Abstract:
This report describes the application of an incremental cluster-wise regression analyses method to the EBC brain activity interpretation competition data. The method is particularly suitable in brain function studies where there is limited or no prior knowledge about the structure of the experimental design, as often is the case with natural sensory stimulations. The method (i) represents sensory stimulation data (feature signals) and brain activation data (voxel signals) as functional data, (ii) operates on clusters of voxel signals of arbitrary size, (iii) takes into account Haemodynamic differences between brain areas and across subjects and (iv) adopts an automatic “search-model-fit” strategy. The method has been used in the EBC competition to perform subject analysis as well as group analysis. The outcome of these analyses is not only the location of brain activations that highly correlate with the EBC Competition feature signals, but also regression functions, obtained from clusters of voxel signals that best correlate with the feature signal. These regression functions allow estimation of feature signals from new fMRI data. We have applied this method to estimate the EBC defined Base, Person and Location feature signals for Movie3, using Movie1, Movie2 fMRI and feature ratings as training data. Our first attempt only involved Base features, for which EBC computed correlation scores ranged between -0.17 (“Tools”) and 0.48 (“BodyParts”). The second attempt included Person features, for which strikingly only high correlations of up to 0.7 (“Jill”) were obtained. The results, especially for Person features, are promising given the limited amount of training data.

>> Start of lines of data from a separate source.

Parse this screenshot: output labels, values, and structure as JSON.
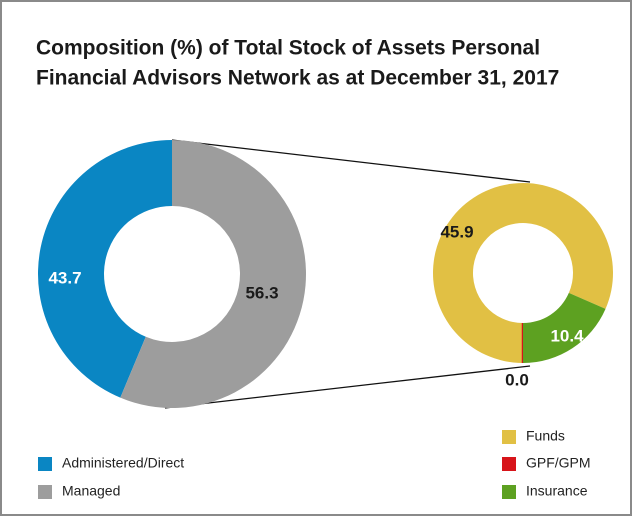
{
  "chart_data": [
    {
      "type": "donut",
      "title": [
        "Composition (%) of Total Stock of Assets Personal",
        "Financial Advisors Network as at December 31, 2017"
      ],
      "categories": [
        "Administered/Direct",
        "Managed"
      ],
      "values": [
        43.7,
        56.3
      ],
      "colors": [
        "#0a86c3",
        "#9d9d9d"
      ]
    },
    {
      "type": "donut",
      "categories": [
        "Funds",
        "GPF/GPM",
        "Insurance"
      ],
      "values": [
        45.9,
        0.0,
        10.4
      ],
      "value_labels": [
        "45.9",
        "0.0",
        "10.4"
      ],
      "colors": [
        "#e1c044",
        "#d7141a",
        "#5da121"
      ]
    }
  ]
}
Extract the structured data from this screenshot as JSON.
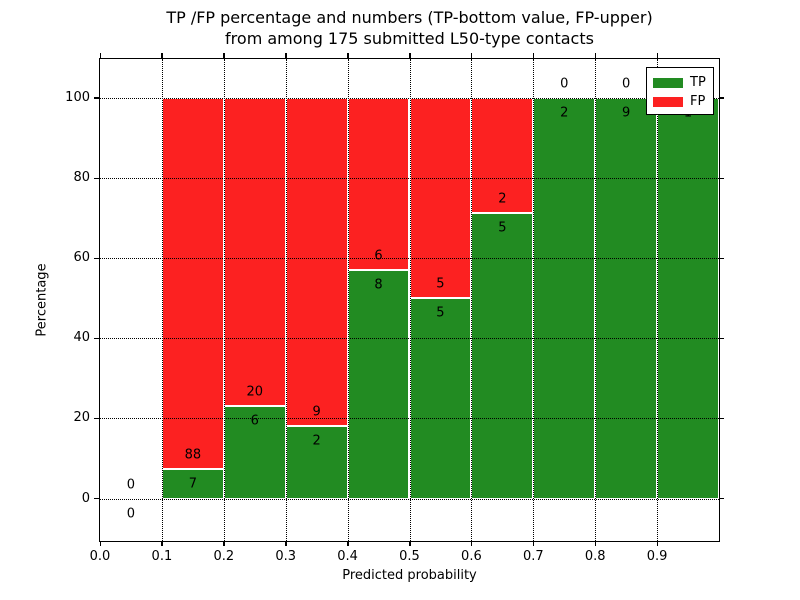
{
  "title": {
    "line1": "TP /FP percentage and numbers (TP-bottom value, FP-upper)",
    "line2": "from among 175 submitted L50-type contacts"
  },
  "axes": {
    "xlabel": "Predicted probability",
    "ylabel": "Percentage"
  },
  "colors": {
    "tp_green": "#228b22",
    "fp_red": "#fc2121",
    "bar_edge": "#ffffff",
    "grid": "#000000",
    "background": "#ffffff"
  },
  "chart_data": {
    "type": "bar",
    "stacked": true,
    "title": "TP /FP percentage and numbers (TP-bottom value, FP-upper) from among 175 submitted L50-type contacts",
    "xlabel": "Predicted probability",
    "ylabel": "Percentage",
    "total_contacts": 175,
    "xlim": [
      0.0,
      1.0
    ],
    "ylim": [
      -10.6,
      109.8
    ],
    "grid": true,
    "grid_style": "dotted",
    "x_tick_values": [
      0.0,
      0.1,
      0.2,
      0.3,
      0.4,
      0.5,
      0.6,
      0.7,
      0.8,
      0.9
    ],
    "x_tick_labels": [
      "0.0",
      "0.1",
      "0.2",
      "0.3",
      "0.4",
      "0.5",
      "0.6",
      "0.7",
      "0.8",
      "0.9"
    ],
    "y_tick_values": [
      0,
      20,
      40,
      60,
      80,
      100
    ],
    "y_tick_labels": [
      "0",
      "20",
      "40",
      "60",
      "80",
      "100"
    ],
    "legend": {
      "position": "upper right",
      "entries": [
        {
          "label": "TP",
          "color": "#228b22"
        },
        {
          "label": "FP",
          "color": "#fc2121"
        }
      ]
    },
    "bins": [
      {
        "range": [
          0.0,
          0.1
        ],
        "tp_count": 0,
        "fp_count": 0,
        "tp_pct": 0,
        "fp_pct": 0,
        "has_bar": false
      },
      {
        "range": [
          0.1,
          0.2
        ],
        "tp_count": 7,
        "fp_count": 88,
        "tp_pct": 7.37,
        "fp_pct": 92.63,
        "has_bar": true
      },
      {
        "range": [
          0.2,
          0.3
        ],
        "tp_count": 6,
        "fp_count": 20,
        "tp_pct": 23.08,
        "fp_pct": 76.92,
        "has_bar": true
      },
      {
        "range": [
          0.3,
          0.4
        ],
        "tp_count": 2,
        "fp_count": 9,
        "tp_pct": 18.18,
        "fp_pct": 81.82,
        "has_bar": true
      },
      {
        "range": [
          0.4,
          0.5
        ],
        "tp_count": 8,
        "fp_count": 6,
        "tp_pct": 57.14,
        "fp_pct": 42.86,
        "has_bar": true
      },
      {
        "range": [
          0.5,
          0.6
        ],
        "tp_count": 5,
        "fp_count": 5,
        "tp_pct": 50.0,
        "fp_pct": 50.0,
        "has_bar": true
      },
      {
        "range": [
          0.6,
          0.7
        ],
        "tp_count": 5,
        "fp_count": 2,
        "tp_pct": 71.43,
        "fp_pct": 28.57,
        "has_bar": true
      },
      {
        "range": [
          0.7,
          0.8
        ],
        "tp_count": 2,
        "fp_count": 0,
        "tp_pct": 100.0,
        "fp_pct": 0,
        "has_bar": true
      },
      {
        "range": [
          0.8,
          0.9
        ],
        "tp_count": 9,
        "fp_count": 0,
        "tp_pct": 100.0,
        "fp_pct": 0,
        "has_bar": true
      },
      {
        "range": [
          0.9,
          1.0
        ],
        "tp_count": 1,
        "fp_count": 0,
        "tp_pct": 100.0,
        "fp_pct": 0,
        "has_bar": true
      }
    ]
  }
}
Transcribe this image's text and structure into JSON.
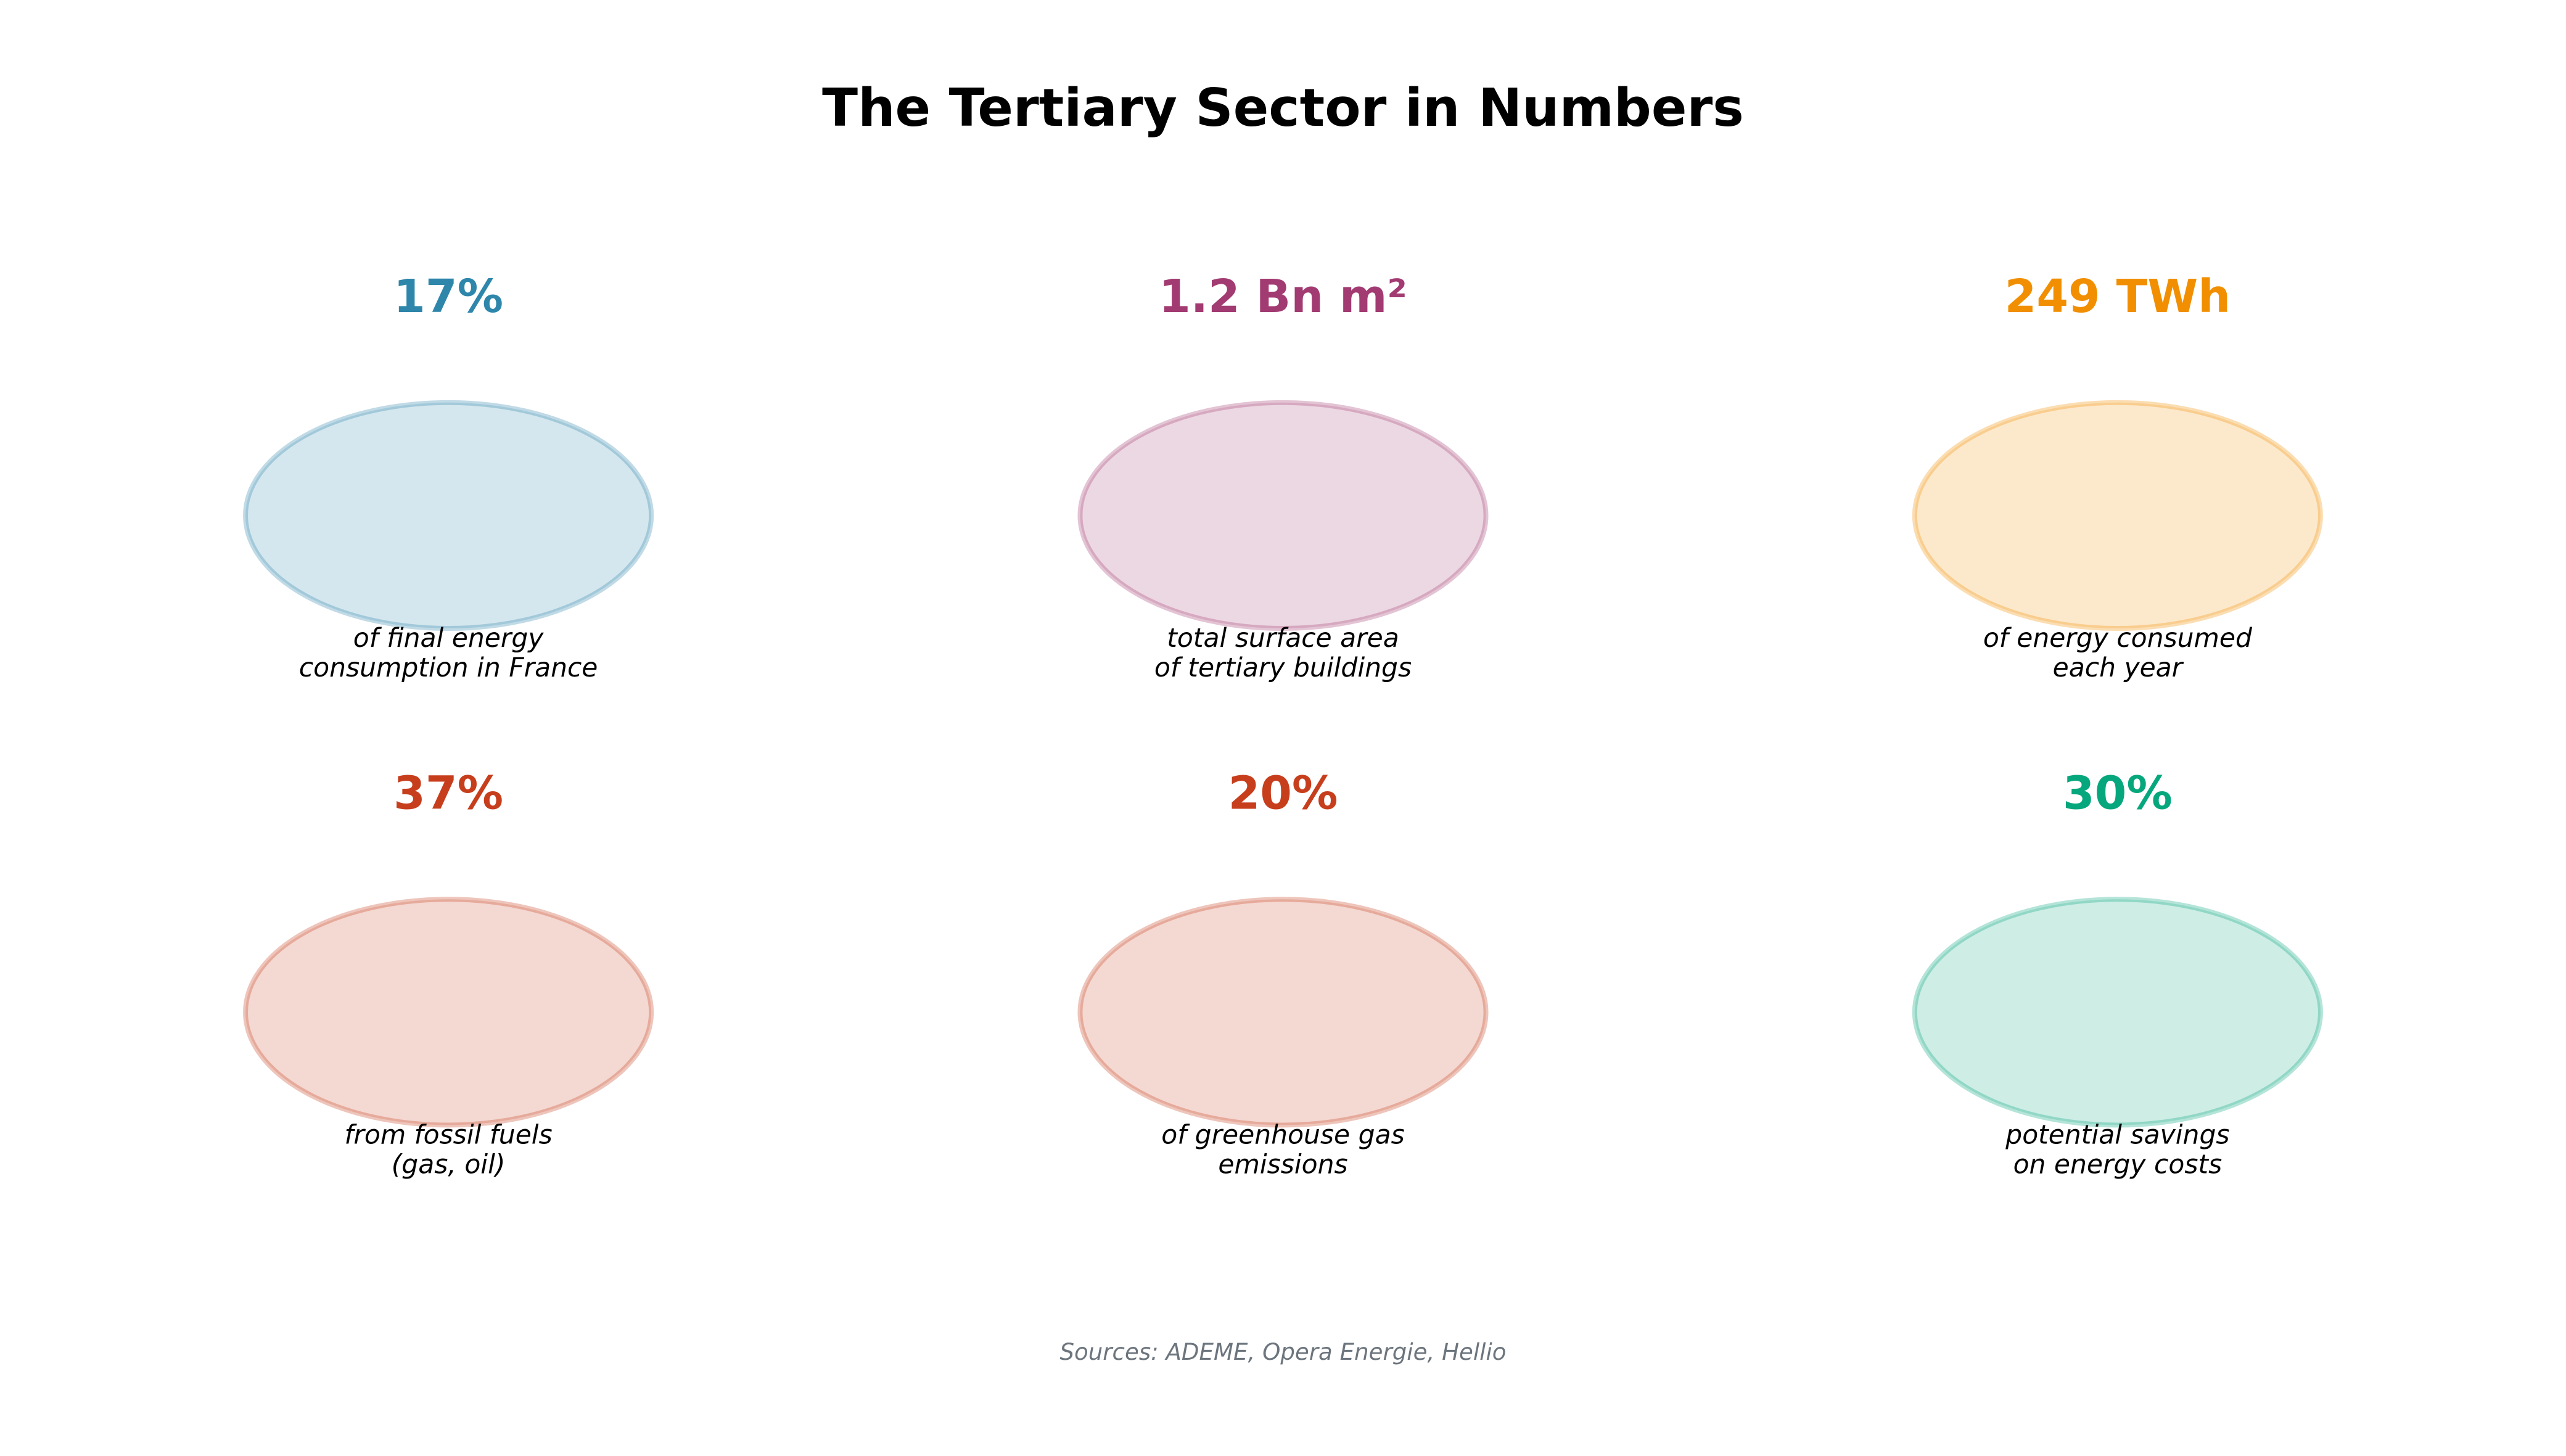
{
  "title": "The Tertiary Sector in Numbers",
  "stats": [
    {
      "value": "17%",
      "lines": [
        "of final energy",
        "consumption in France"
      ],
      "color": "#2e86ab"
    },
    {
      "value": "1.2 Bn m²",
      "lines": [
        "total surface area",
        "of tertiary buildings"
      ],
      "color": "#a23b72"
    },
    {
      "value": "249 TWh",
      "lines": [
        "of energy consumed",
        "each year"
      ],
      "color": "#f18f01"
    },
    {
      "value": "37%",
      "lines": [
        "from fossil fuels",
        "(gas, oil)"
      ],
      "color": "#c73e1d"
    },
    {
      "value": "20%",
      "lines": [
        "of greenhouse gas",
        "emissions"
      ],
      "color": "#c73e1d"
    },
    {
      "value": "30%",
      "lines": [
        "potential savings",
        "on energy costs"
      ],
      "color": "#06a77d"
    }
  ],
  "source": "Sources: ADEME, Opera Energie, Hellio"
}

Sennay Ghebreab: http://staff.science.uva.nl/~ghebreab/
Sennay Ghebreab received an M.Sc in information systems in 1996, and a Ph.D. on the topic of medical image analysis in 2002, both from the University of Amsterdam. He moved to the Erasmus University Medical Center in 2002 to do postdoc research in the fields of visual learning from examples, model-based analysis of medical images, and content-based retrieval from large neuro-image databases. At the end of 2005 he returned to the Informatics Institute of the University of Amsterdam, where he is now a researcher participating in two national programs (MultimediaN and VL-e) on the topic of discovering and understanding human brain activity patterns arising from natural sensory stimulation. His research interests include cognitive vision, image analysis, pattern recognition, information retrieval, machine learning and data mining.
Pieter W. Adriaans: http://staff.science.uva.nl/~pietera/
Pieter Adriaans (1955) studied philosophy in Leiden, the Netherlands, under Nuchelmans and van Peursen. He was research assistant of Fresco for a while with the study of the philosophical estate of the well known Dutch philosopher and poet Johan Adreas Dér Mouw 1863-1919 as a special assignment. In 1983 he graduated and started to work as a software developer, and later service manager for Buro Microsoftware. In 1985 he became general manager of Compu'Disc and later general manager of Info'Products Informatica Diensten. He has been active in research in the areas of artificial intelligence and relational database systems since 1984. He and his business partner, Dolf Zantinge, founded Syllogic B.V. in 1989. In 1992 Adriaans received a PhD in computer science at the University of Amsterdam, where he is now a part-time professor in machine learning/artificial intelligence since 1998.
Arnold W.M. Smeulders: http://staff.science.uva.nl/~smeulder
Arnold W.M. Smeulders graduated from Technical University of Delft in physics in 1977 (MSc) and in 1982 from Leiden University in medicine (PhD) on the topic of visual pattern analysis. He is scientic director of the Intelligent Systems Lab Amsterdam, of the MultimediaN the Dutch public-private partnership, and of the ASCI national research school. He participates in the EU-Vision, DELOS and MUSCLE networks of excellence. He is fellow of International Association of Pattern Recognition. His research interest is in cognitive vision, content-based image retrieval, learning and tracking, and the picturelanguage question. He has written 300 papers in refereed journals and conferences and graduated 28 PhD-students. Currently he is an associated editor of the International Journal of Computer Vision and the IEEE Transactions on Multimedia.